With regard to the movement’s armored capacity, the situation was the same; the tanks were visible from the air and Islamic State continues to have no effective defense for them. Hence, the very heavy losses suffered by the jihadists in trying to take Kobani.
Yet the victory is only partial. It is important to remember that Kurdish-controlled Kobani, prior to the Islamic State assault in September, did not consist of Kobani city alone. Rather, “Kobani” constituted an area stretching from Kobani city to Tel Abyad in the east and Jarabulus in the west, plus several tens of kilometers in a southern direction toward the Euphrates. It was this enclave which Islamic State sought to destroy last autumn, because the enclave jutted into northern Syria and prevented the Islamists from rapidly moving forces from east to west. It stood in the way of any future ambition to expand Islamic State territory westward into Aleppo and Idlib provinces – so Kobani had to be destroyed.

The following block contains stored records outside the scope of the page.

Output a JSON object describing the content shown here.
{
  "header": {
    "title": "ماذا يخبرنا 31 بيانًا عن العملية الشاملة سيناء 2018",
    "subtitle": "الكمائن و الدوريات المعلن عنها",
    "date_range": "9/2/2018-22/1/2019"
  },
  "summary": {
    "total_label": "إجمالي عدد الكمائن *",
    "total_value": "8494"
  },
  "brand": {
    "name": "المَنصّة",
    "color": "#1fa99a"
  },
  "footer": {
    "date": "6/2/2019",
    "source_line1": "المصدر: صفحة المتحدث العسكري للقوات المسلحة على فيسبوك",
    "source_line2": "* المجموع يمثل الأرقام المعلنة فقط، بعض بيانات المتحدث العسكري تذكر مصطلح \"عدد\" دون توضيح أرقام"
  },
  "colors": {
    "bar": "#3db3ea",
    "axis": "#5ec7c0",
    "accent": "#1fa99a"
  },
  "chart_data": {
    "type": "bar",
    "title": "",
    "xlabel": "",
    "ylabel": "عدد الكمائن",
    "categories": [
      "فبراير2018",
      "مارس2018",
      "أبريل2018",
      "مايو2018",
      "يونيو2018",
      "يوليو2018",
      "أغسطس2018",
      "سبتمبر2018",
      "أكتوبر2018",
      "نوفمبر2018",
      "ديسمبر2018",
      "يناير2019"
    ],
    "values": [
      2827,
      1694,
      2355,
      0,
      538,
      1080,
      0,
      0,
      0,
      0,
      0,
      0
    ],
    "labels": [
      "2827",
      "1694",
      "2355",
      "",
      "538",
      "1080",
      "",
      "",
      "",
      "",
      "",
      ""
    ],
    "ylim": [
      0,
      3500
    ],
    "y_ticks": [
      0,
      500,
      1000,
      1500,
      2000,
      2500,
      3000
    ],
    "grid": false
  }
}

As of now, the Kurds and their allies have succeeded in saving the city of Kobani, very close to the border with Turkey. This area became a symbol, and Islamic State wasted over 1,000 of its fighters trying unsuccessfully to capture it. But the larger task of reconquering the 300 villages and the ground that once was a part of the Kobani enclave remains before the Kurds. One may assume that this effort will be under way in the weeks ahead. Regarding the larger lessons of the Kobani victory, it would be mistaken to jump to the conclusion that it illustrates that in providing support to anti-Islamic State forces on the ground, the West has discovered a winning formula which can now be replicated elsewhere. This would be a rash deduction because of the specific nature of the Kurdish fighting organizations – YPG and Peshmerga.
In Syria, as in Iraq, the Kurds have developed organizations which are pro-Western in orientation, committed to the mission and efficient. The problem with the Syrian rebels, as with the Iraqi militias and forces, is that they cannot manage all three of these. If they are committed and effective fighters (like Jabhat al-Nusra in Syria or the Shi’ite militias in Iraq), they will be anti-Western. If they are pro-Western, at least nominally – like the Iraqi-armed forces or the Syrian Revolutionaries Front in northern Syria – they will tend to be corrupt or ineffective.
The reasons for this are manifold and open to debate, but it is a clearly observably empirical reality.
This means that while the West should double down on its support for the reliable, secular and anti-Islamist Kurdish forces, now controlling a long belt of territory stretching from the Iraq-Iran border to deep into Syria, Western policy-makers should be wary indeed of applying any general conclusions from the achievement in Kobani to forces other than the Kurds themselves.